Letter From a Director to His (Soon-To-Be) Hamlet


Good work today.

I get that you’re scared. It’s totally understandable that our time constraints have fallen most heavily upon your shoulders.

Sheila and I will do everything we can to ensure that you encounter your first audience feeling practiced and prepared — especially whenever safety is a concern. But that may mean devoting time to particular trouble areas, instead of running the whole show.

I’m as frustrated as you are by this, although for slightly different reasons. I’m the guy who’s had the “perfect” show stuck in his head for at least a year, and who now, finally, has to let go of that dream, and accept imperfection. You’re the guy who still has a chance to prove me wrong.

But here’s the thing: you’re facing an impossible task. You’ve got distractions and potential disasters biting at your heels. You’ve got way too much other stuff on your plate, from the grandiose to the banal. You’re trying to serve my vision AND be true to your own idea of the character AND help your castmates through the show. You’re being pulled in a dozen different directions at once.

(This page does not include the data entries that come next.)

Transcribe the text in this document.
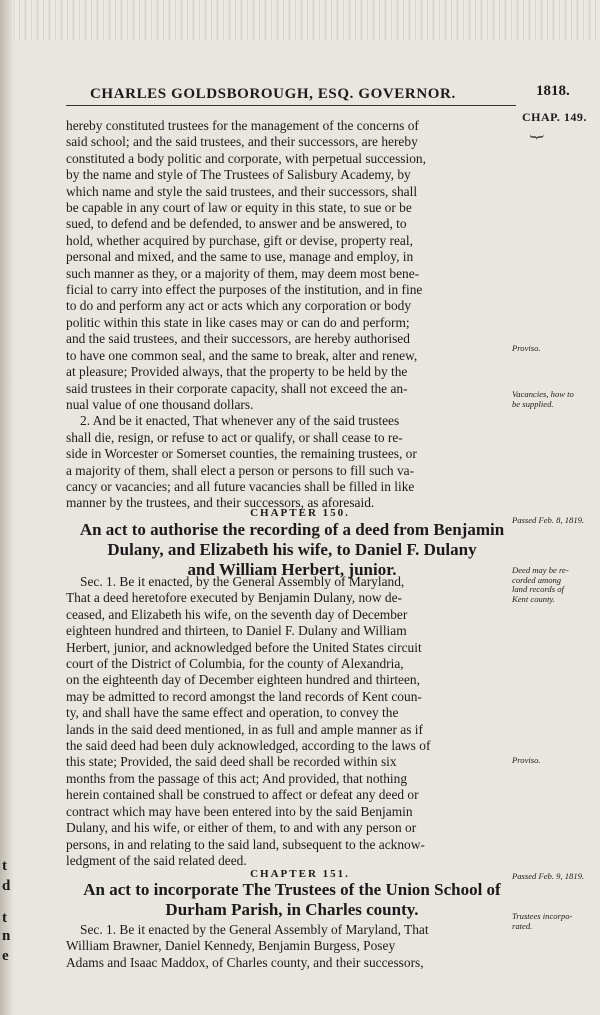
t
d
t
n
e
CHARLES GOLDSBOROUGH, ESQ. GOVERNOR.	1818.
CHAP. 149.
}
hereby constituted trustees for the management of the concerns of
said school; and the said trustees, and their successors, are hereby
constituted a body politic and corporate, with perpetual succession,
by the name and style of The Trustees of Salisbury Academy, by
which name and style the said trustees, and their successors, shall
be capable in any court of law or equity in this state, to sue or be
sued, to defend and be defended, to answer and be answered, to
hold, whether acquired by purchase, gift or devise, property real,
personal and mixed, and the same to use, manage and employ, in
such manner as they, or a majority of them, may deem most bene-
ficial to carry into effect the purposes of the institution, and in fine
to do and perform any act or acts which any corporation or body
politic within this state in like cases may or can do and perform;
and the said trustees, and their successors, are hereby authorised
to have one common seal, and the same to break, alter and renew,
at pleasure; Provided always, that the property to be held by the
said trustees in their corporate capacity, shall not exceed the an-
nual value of one thousand dollars.
2. And be it enacted, That whenever any of the said trustees
shall die, resign, or refuse to act or qualify, or shall cease to re-
side in Worcester or Somerset counties, the remaining trustees, or
a majority of them, shall elect a person or persons to fill such va-
cancy or vacancies; and all future vacancies shall be filled in like
manner by the trustees, and their successors, as aforesaid.
Proviso.
Vacancies, how to
be supplied.
CHAPTER 150.
An act to authorise the recording of a deed from Benjamin
Dulany, and Elizabeth his wife, to Daniel F. Dulany
and William Herbert, junior.
Passed Feb. 8, 1819.
Sec. 1. Be it enacted, by the General Assembly of Maryland,
That a deed heretofore executed by Benjamin Dulany, now de-
ceased, and Elizabeth his wife, on the seventh day of December
eighteen hundred and thirteen, to Daniel F. Dulany and William
Herbert, junior, and acknowledged before the United States circuit
court of the District of Columbia, for the county of Alexandria,
on the eighteenth day of December eighteen hundred and thirteen,
may be admitted to record amongst the land records of Kent coun-
ty, and shall have the same effect and operation, to convey the
lands in the said deed mentioned, in as full and ample manner as if
the said deed had been duly acknowledged, according to the laws of
this state; Provided, the said deed shall be recorded within six
months from the passage of this act; And provided, that nothing
herein contained shall be construed to affect or defeat any deed or
contract which may have been entered into by the said Benjamin
Dulany, and his wife, or either of them, to and with any person or
persons, in and relating to the said land, subsequent to the acknow-
ledgment of the said related deed.
Deed may be re-
corded among
land records of
Kent county.
Proviso.
CHAPTER 151.
An act to incorporate The Trustees of the Union School of
Durham Parish, in Charles county.
Passed Feb. 9, 1819.
Sec. 1. Be it enacted by the General Assembly of Maryland, That
William Brawner, Daniel Kennedy, Benjamin Burgess, Posey
Adams and Isaac Maddox, of Charles county, and their successors,
Trustees incorpo-
rated.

In short, at this point, you’re Hamlet.

I’m not even joking. You are at the point in your life and your career where you’re closer to Hamlet’s point of view than you’ll ever get again. Your fears and doubts are the same as his — disappointing yourself, your mentors, your colleagues and friends. He needs to stick this landing just like you.

He learns to laugh about it, though. And he discovers that “the readiness is all” — you can’t prepare for everything, so you need to be prepared for anything.

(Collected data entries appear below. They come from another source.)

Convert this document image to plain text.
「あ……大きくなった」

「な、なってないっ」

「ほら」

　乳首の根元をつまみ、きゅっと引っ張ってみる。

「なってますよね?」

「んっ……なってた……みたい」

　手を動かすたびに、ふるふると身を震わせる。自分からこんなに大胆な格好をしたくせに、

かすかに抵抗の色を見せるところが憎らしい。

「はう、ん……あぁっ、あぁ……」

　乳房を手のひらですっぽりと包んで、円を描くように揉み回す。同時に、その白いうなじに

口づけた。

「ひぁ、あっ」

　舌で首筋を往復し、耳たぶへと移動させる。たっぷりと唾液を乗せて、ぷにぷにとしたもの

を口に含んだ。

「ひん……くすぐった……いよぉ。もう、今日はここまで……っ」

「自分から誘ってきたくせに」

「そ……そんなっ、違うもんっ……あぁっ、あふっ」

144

That speech has always eluded me, by the way, even though I’m a Buddhist and it ought to be my gospel. I now see the reason: I’m the director, I’m at the helm, and so I can’t “let be” until my show is wrested out of my hands. But you can do what I can’t. You can be whatever the show needs, in the moment, as it unfolds.

In the Closet scene, you always say “Murder!” to the Ghost when you’re supposed to say “Revenge!” There’s a reason for that, I think. “Murder” seems a lot easier — more desirable. Cut through morality and just make a mess. Here’s the analogy for us theatrical vagabonds: it’s easy to amaze an audience, to “slay ’em” with bells and whistles, sound and fury. This show has that stuff in spades (have you noticed?).

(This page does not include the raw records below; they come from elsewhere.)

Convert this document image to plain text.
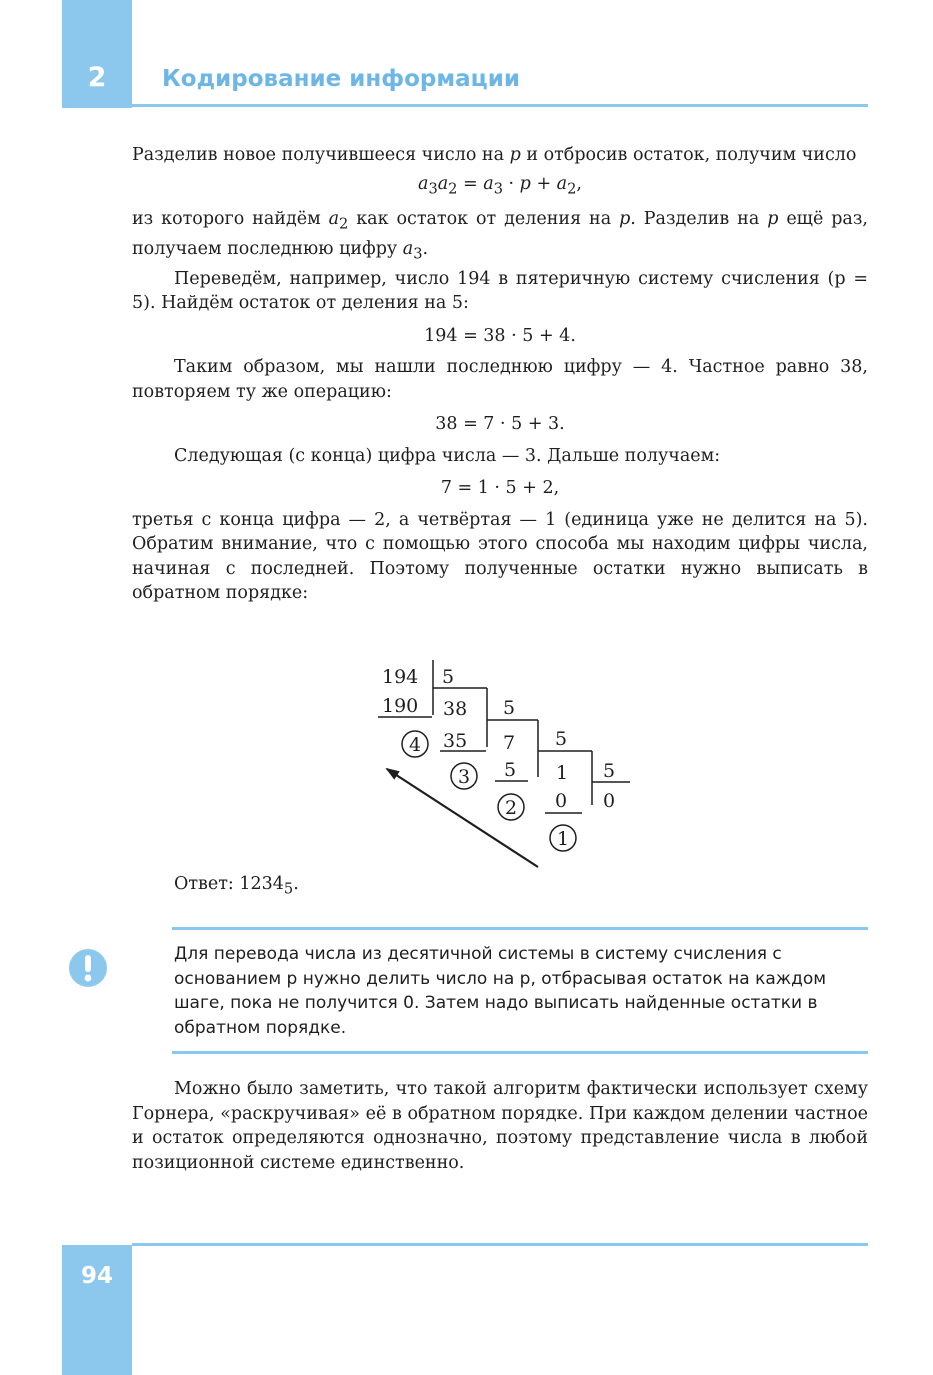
2	Кодирование информации

Разделив новое получившееся число на p и отбросив остаток, получим число

$a_3a_2 = a_3 \cdot p + a_2$,

из которого найдём $a_2$ как остаток от деления на p. Разделив на p ещё раз, получаем последнюю цифру $a_3$.

Переведём, например, число 194 в пятеричную систему счисления (p = 5). Найдём остаток от деления на 5:

194 = 38 · 5 + 4.

Таким образом, мы нашли последнюю цифру — 4. Частное равно 38, повторяем ту же операцию:

38 = 7 · 5 + 3.

Следующая (с конца) цифра числа — 3. Дальше получаем:

7 = 1 · 5 + 2,

третья с конца цифра — 2, а четвёртая — 1 (единица уже не делится на 5). Обратим внимание, что с помощью этого способа мы находим цифры числа, начиная с последней. Поэтому полученные остатки нужно выписать в обратном порядке:

194 5
190 38 5
35 7 5
5 1 5
0 0
4
3
2
1

Ответ: $1234_5$.

Для перевода числа из десятичной системы в систему счисления с основанием p нужно делить число на p, отбрасывая остаток на каждом шаге, пока не получится 0. Затем надо выписать найденные остатки в обратном порядке.

Можно было заметить, что такой алгоритм фактически использует схему Горнера, «раскручивая» её в обратном порядке. При каждом делении частное и остаток определяются однозначно, поэтому представление числа в любой позиционной системе единственно.

94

But your job is more delicate — you have to hold on to people’s hearts while the world (not the set) is falling down around you. The “revenge” in this analogy isn’t just doing the play “justice”, it’s also keeping an audience close and making sure they understand what you’re going through. And, again, that’s the business of the moment, not the whole play.

We started with 5 Hamlets. You can forget them now. There’s actually a thousand Hamlets — one for every line. And, of course, at the same time, there’s only one Hamlet — unless you count Gabrielle.

You’re going to be great. And they will be amazed, and moved. And the rest is silence (from me, at least).